Tariffs on goods between the U.S. and Canada uniquely impact manufacturing businesses.
Over recent weeks, we’ve been talking with clients about their concerns. In this insight, we summarize the major trends and provide insight into how you can navigate some of these challenges.
Concerns about rising costs
Tariffs present a real threat to costs. Some manufacturers rely on U.S. imports to make their products and could face a 25 percent tariff on some critical components.
Are there options to offset these price increases? You can start by trying to pass off the cost increases to the customer. However, given the elevated rate of inflation over recent years and broader challenges in the economy, customers may not be willing to accept higher prices.

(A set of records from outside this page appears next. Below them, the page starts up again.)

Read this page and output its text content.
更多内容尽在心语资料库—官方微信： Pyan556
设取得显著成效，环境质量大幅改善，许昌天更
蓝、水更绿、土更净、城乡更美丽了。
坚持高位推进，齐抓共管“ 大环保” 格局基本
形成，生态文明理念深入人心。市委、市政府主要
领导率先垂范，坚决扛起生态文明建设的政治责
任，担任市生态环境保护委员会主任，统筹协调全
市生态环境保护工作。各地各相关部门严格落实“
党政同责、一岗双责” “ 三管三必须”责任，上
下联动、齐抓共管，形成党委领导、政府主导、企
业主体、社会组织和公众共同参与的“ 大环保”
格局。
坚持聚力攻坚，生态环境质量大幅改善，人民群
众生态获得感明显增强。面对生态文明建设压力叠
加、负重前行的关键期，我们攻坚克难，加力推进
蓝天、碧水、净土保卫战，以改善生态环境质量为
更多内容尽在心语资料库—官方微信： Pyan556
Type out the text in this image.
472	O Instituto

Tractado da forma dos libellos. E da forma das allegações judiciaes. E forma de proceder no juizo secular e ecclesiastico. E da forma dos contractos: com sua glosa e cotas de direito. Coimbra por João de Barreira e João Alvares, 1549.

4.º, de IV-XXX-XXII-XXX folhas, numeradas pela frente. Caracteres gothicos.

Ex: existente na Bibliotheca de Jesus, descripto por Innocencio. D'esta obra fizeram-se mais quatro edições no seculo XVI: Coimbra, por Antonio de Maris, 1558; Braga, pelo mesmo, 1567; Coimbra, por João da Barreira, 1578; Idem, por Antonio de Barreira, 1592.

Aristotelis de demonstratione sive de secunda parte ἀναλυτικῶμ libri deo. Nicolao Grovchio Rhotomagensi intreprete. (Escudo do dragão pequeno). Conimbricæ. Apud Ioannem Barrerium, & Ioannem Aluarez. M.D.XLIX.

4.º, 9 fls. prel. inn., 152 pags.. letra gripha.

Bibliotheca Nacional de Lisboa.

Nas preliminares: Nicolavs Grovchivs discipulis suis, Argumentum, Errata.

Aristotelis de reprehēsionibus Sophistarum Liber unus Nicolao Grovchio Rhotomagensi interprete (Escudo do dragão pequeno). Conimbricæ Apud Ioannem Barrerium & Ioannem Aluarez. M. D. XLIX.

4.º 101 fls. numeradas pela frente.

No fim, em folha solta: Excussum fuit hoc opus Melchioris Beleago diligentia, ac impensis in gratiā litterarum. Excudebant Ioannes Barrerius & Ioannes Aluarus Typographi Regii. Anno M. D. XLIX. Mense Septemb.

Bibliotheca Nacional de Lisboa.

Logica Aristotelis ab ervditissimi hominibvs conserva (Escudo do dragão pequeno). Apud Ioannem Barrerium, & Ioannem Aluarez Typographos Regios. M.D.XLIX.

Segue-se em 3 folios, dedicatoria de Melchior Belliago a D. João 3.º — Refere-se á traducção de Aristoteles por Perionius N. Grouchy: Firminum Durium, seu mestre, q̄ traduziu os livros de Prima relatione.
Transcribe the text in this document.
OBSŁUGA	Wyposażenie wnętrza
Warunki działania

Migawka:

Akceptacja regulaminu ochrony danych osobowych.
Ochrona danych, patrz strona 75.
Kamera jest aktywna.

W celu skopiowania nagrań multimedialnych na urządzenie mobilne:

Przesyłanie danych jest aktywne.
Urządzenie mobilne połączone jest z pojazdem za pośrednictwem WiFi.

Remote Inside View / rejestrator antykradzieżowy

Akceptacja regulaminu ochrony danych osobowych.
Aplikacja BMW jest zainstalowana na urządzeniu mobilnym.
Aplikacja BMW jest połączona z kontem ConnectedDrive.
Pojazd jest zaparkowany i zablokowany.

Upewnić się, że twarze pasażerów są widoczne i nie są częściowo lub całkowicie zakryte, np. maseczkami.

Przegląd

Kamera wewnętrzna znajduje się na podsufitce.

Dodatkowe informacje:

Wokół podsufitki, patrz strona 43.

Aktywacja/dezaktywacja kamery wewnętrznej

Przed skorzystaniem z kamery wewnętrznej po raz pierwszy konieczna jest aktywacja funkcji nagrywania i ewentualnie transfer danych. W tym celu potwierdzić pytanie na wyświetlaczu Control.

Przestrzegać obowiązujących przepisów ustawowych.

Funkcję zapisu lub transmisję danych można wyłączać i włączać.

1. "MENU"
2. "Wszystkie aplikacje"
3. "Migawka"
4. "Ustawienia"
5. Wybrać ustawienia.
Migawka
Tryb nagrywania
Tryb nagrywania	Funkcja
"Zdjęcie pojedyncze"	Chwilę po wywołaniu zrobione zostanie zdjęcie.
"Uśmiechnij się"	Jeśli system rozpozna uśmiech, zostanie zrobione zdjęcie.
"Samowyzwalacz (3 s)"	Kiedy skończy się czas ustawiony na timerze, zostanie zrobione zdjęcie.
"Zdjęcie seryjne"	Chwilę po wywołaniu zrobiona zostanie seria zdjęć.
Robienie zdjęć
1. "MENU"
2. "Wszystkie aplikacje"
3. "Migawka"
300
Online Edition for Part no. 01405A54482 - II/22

Another option is to look at your internal operations. You can offset some of the tariff impacts by improving your efficiency to produce more with the same resources. Some of the priority areas to explore include:
- Operations excellence – Is your operation running as efficiently as possible? By improving your process and systems efficiencies, you can reduce your cost and increase your output.
- Quality control – If your organization is experiencing quality issues, we recommend addressing the problem immediately. Quality issues lead to waste and erode your profitability.
- Product mix – Focus your resources on what matters most. Prioritize products that are high-margin or essential to your customers.
Questions about U.S. operation implications
To avoid tariffs, some organizations have considered opening operations in the U.S. This is a significant step and needs to be carefully considered.
The U.S. tax system can be complex and quickly impact your profitability. Some business owners underestimate the impact of paying taxes in multiple jurisdictions.
In many cases, taxes are also revenue-dependent, so you may be subject to different legal and regulatory requirements that you’re unfamiliar with.
Also, consider the market you’re entering:
- Are you confident that you understand the competitive landscape and there’s a market for your business?
- The exchange rate as a Canadian business exporting to the U.S. may make your prices more competitive. Moving to the U.S. would eliminate that opportunity.
- How would the tax implications impact your bottom line?
Moving to the U.S. is a viable strategy for some businesses, but it is critical to understand that this process has many pitfalls.
What are government supports and programs are available?
Tariffs are going to create significant challenges for some manufacturers. Multiple levels of government have announced their intention to support heavily impacted businesses.
For more information about Canada’s support programs, visit our resource page.
The federal government’s tariff remission process is especially relevant to manufacturers. To understand and support businesses impacted by tariffs, the government is soliciting requests for businesses to receive relief from paying tariffs or refunds on tariffs that have already been paid.
You can learn more about the remission process here.
Loan programs from EDC and BDC
Trade Impact Program – Export Development Canada
The Trade Impact Program will deploy $5 billion over two years to help exporters reach new markets and navigate economic challenges such as non-payment, currency fluctuations, cash flow issues, and expansion barriers.
Learn more about the program here: EDC Trade Impact Program | EDC
Pivot to Grow loan – Business Development Bank of Canada
Pivot to Grow is a trade support loan program that will offer $500 million in financial support, advice, and loan deferrals, to small and medium-sized businesses (SMBs) with concrete financial impacts directly resulting from U.S. tariffs. This can include cancelled contracts, increased costs, or lost customers.
The financing and deferrals will be focused on SMBs supported by a viable business model with direct sales into the U.S. market, or those in supply chains with direct exposure to the U.S.
Learn more about this loan program here: Pivot to grow loan | BDC.ca
How to identify tariff risks
MNP’s Tariff Exposure Risk Assessment can help you identify your risk level and start to make mitigation plans. Completing this simple assessment allows advisors to provide tailored advice and build a strategy that reflects your situation.
Start planning
If implemented, tariffs will have an impact on your organization. By getting ahead and thinking about the potential challenges and opportunities, you can position your business to remain competitive.